A piece of iron weighing 251.3 g was heated and reacted with oxygen. The mass of the product (iron (II) oxide) was 395.3 g. 1. How many moles of iron were used to produce the iron oxide? a. 3.0...
A piece of iron weighing 251.3 g was heated and reacted with oxygen.

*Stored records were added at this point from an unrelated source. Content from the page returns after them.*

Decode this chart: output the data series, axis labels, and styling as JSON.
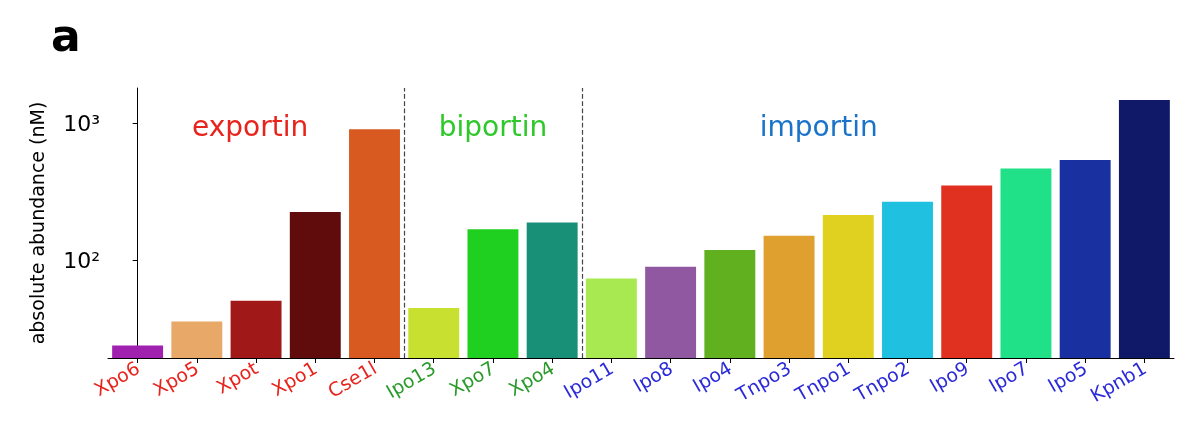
{
  "chart_data": {
    "type": "bar",
    "title": "a",
    "ylabel": "absolute abundance (nM)",
    "categories": [
      "Xpo6",
      "Xpo5",
      "Xpot",
      "Xpo1",
      "Cse1l",
      "Ipo13",
      "Xpo7",
      "Xpo4",
      "Ipo11",
      "Ipo8",
      "Ipo4",
      "Tnpo3",
      "Tnpo1",
      "Tnpo2",
      "Ipo9",
      "Ipo7",
      "Ipo5",
      "Kpnb1"
    ],
    "values": [
      24,
      36,
      51,
      225,
      900,
      45,
      169,
      189,
      74,
      90,
      119,
      151,
      214,
      268,
      351,
      467,
      538,
      1470
    ],
    "colors": [
      "#a020b0",
      "#e8a868",
      "#a01818",
      "#600c0c",
      "#d85a20",
      "#c8e030",
      "#20d020",
      "#189078",
      "#a8e850",
      "#9058a0",
      "#60b020",
      "#e0a030",
      "#e0d020",
      "#20c0e0",
      "#e03020",
      "#20e088",
      "#1830a0",
      "#101868"
    ],
    "log": "y",
    "ylim": [
      19.5,
      1800
    ],
    "yticks": [
      {
        "value": 100,
        "label": "10²"
      },
      {
        "value": 1000,
        "label": "10³"
      }
    ],
    "annotations": [
      "exportin",
      "biportin",
      "importin"
    ],
    "grid": false
  }
}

The mass of the product (iron (II) oxide) was 395.3 g.
1. How many moles of iron were used to produce the iron oxide?
a. 3.0 moles
b. 3.5 moles
c. 4.0 moles
d. 4.5 moles
e. 5.0 moles
2. How many moles of oxygen were used to produce the iron oxide?
a. 9.0 moles
b. 5.0 moles
c. 6.5 moles
d. 4.0 moles
e. 7.0 moles
The chemical reaction for this case:
`Fe + 1/2 O_2 -> FeO`
Molar mass of Fe = 55.85 gm/mole
Molar mass of oxygen = 32 gm/mole
Molar mass of Fe(II) oxide = 55.85+16 = 71.85 gm/mole
Initial mass of iron = 251.3 gm = 251.3/55.85 moles = 4.5 moles
Mass of the product (FeO) = 395.3 gm = 395.3/71.85 moles = 5.5 moles
1 mole of iron ~ 1 mole of Fe(II)oxide ~ 1/2 mole oxygen
Please check the question, there seems to be something wrong with the number.
Let me explain.
as per stoichiometry,
1 mole of iron will produce 1 mole of iron (II) oxide. However, if the numbers were true, in the present case 4.5 mole of iron is generating 5.5 mole of iron oxide.
Also, if we calculate the amount of oxygen consumed, we get different answers when we use reactant data and product data.
for ex., 1 mole iron uses 0.5 mole oxygen
so, 4.5 mole iron will use 4.5 x 0.5 = 2.25 moles oxygen.
and 1 mole of product is generated by 0.5 mole oxygen
so, 5.5 mole of product should be generated from 5.5 x 0.5 = 2.75 moles oxygen.
Interestingly, none of these are the available answer options.
Using 4.5 moles iron, we can generate only 4.5 moles of iron oxide and in the process will consume 2.25 moles of oxygen.
Please check the question.
The balanced reaction is :-
Fe(s) + (1/2)O2(g) ---------> FeO(s)
Molar mass of Fe = 56 g/mole
Molar mass of O2 = 32 g/mole
Molar mass of FeO = 72 g/mole
Now, moles of Fe present in 251.3 g of it = mass/molar mass = 251.3/56 = 4.4875
moles of FeO present in 395.3 g of it = mass/molar mass = 395.3/72 = 5.49
Now, As per the balanced reaction,
1 mole of Fe on complete reaction with excess O2(or 0.5 moles of O2) produces 1 mole of FeO
But as per the question given, the moles of Fe present is lesser than the moles of FeO produced.
So, please re-check the question and make the necessary changes.